Двое блаженных спали на соседних нарах и становились все более похожи — худобой и безумным блеском голодных глаз, от которых отворачивался "фронтовик" Бугрин, потерявший интерес к своему предшественнику после неудавшейся расправы. Работали они — по слабости здоровья — на "легкой" работе: заготавливали дрова для своего барака. Таких бедолаг, как они, было на ближней лесной командировке по двое от каждого барака, и гуманный смысл их назначения сюда заключался в возможности дотянуть до зимы, а дальше — как кому повезет.
Лучше было бы, конечно, в библиотеке, но оттуда Краснова удалили уже на следующий день после суда в бараке. Бугрин обставил это с обычным своим изяществом. Вызвал, показал врачу, и врач "прописал" чистый воздух. "Чтобы уберечь тебя от прииска, — заботливо сообщил Бугрин, — поставлю тебя с Дойкиным на заготовку дров. За лето придешь в себя, а там — что-нибудь придумаем. — И посетовал: — Угораздило же тебя попасть под взрыв".
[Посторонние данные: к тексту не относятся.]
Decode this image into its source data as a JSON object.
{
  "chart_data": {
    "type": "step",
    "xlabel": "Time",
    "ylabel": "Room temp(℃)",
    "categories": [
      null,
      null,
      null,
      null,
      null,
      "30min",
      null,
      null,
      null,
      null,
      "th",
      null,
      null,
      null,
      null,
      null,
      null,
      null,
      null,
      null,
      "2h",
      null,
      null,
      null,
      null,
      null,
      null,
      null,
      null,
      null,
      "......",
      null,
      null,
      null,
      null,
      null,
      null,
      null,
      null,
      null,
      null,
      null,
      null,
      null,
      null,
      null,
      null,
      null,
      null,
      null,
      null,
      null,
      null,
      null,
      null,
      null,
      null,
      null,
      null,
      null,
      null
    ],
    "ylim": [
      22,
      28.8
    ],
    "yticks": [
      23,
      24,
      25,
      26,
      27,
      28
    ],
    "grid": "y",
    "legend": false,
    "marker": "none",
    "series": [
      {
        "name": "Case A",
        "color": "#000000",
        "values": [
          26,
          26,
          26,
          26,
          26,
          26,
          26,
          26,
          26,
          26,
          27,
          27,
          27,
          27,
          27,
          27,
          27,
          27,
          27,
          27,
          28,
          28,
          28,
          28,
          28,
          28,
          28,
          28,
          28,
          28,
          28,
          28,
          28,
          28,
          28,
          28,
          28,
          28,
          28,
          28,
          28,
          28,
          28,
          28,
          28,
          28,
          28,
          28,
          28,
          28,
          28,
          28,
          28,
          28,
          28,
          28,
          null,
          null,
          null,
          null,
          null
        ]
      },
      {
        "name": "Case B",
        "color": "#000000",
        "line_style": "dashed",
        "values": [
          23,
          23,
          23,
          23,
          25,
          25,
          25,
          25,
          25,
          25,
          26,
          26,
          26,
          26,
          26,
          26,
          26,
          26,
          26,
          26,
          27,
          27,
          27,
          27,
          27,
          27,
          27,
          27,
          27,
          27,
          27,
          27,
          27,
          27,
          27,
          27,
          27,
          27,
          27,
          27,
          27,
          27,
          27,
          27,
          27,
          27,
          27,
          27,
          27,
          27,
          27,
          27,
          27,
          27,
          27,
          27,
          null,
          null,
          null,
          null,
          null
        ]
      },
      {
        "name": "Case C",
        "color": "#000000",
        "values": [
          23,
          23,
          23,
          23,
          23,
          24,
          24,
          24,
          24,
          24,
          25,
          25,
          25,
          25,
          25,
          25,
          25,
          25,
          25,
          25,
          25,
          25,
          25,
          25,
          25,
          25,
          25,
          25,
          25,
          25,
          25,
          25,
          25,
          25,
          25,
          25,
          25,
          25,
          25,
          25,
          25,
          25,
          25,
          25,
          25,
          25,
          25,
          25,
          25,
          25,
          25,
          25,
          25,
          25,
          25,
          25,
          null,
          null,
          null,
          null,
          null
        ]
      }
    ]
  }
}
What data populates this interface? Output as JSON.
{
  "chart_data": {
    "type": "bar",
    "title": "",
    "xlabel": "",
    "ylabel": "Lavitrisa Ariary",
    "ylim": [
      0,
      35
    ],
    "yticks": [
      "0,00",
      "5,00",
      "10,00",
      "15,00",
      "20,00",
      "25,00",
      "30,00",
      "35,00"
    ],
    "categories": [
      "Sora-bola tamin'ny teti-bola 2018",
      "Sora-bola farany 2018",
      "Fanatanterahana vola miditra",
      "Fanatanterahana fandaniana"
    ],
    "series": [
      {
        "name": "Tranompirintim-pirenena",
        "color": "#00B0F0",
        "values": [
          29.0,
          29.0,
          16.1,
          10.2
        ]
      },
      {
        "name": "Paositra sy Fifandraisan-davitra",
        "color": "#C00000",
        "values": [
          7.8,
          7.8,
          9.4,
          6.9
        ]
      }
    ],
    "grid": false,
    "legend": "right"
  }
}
Было ясно, что прииск ожидает Краснова зимой. Как сказал его барачный адвокат, майор Болотников: "Что и требовалось доказать".
Согласно решению военного суда, состоявшегося еще в больнице и носившего характер мимолетный и формальный, Краснову предстояло выдержать еще две зимы, и это было неосуществимо. Так считали все, кто имел с ним дело в бараке, а это были все участники зековского суда над ним. Задача стояла: не дать Бугрину замучить Краснова. Из принципа. В знак протеста. Именно и только по этой причине, убедившись в порядочности Василия, его посвятили в план восстания.
— Блатным была амнистия, — говорил Болотников. — Нас она не коснулась. Это значит, что Берию сделали крайним, но ничего не изменили. Так было с Ежовым, а до него — с Ягодой. Свободу не дадут, ее надо брать.
Готовился большой этап на прииск. Дорога шла вплотную к командировке, где "доходяги" заготавливали дрова. Успех целиком зависел от Гоши и Краснова. Откормиться за неделю, оставшуюся до этапа, снять в день отправки своих малочисленных охранников и рано утром положить поперек дороги дерево или камни, чтобы остановить колонну. Огнем захваченного оружия связать конвоиров, которые поедут в заднем грузовике. Остальное — дело этапа.
Их откармливали сгущенкой и тушенкой, добытыми каким-то невероятным путем с офицерского склада. Они давились шоколадом и объедались галетами, которые калорийнее хлеба. И им удалось, припомнив лабирийскую боевую выучку, обезоружить ночью охрану своей командировки. Прочим доходягам было велено помочь в перегораживании дороги, а затем убираться к чертовой матери.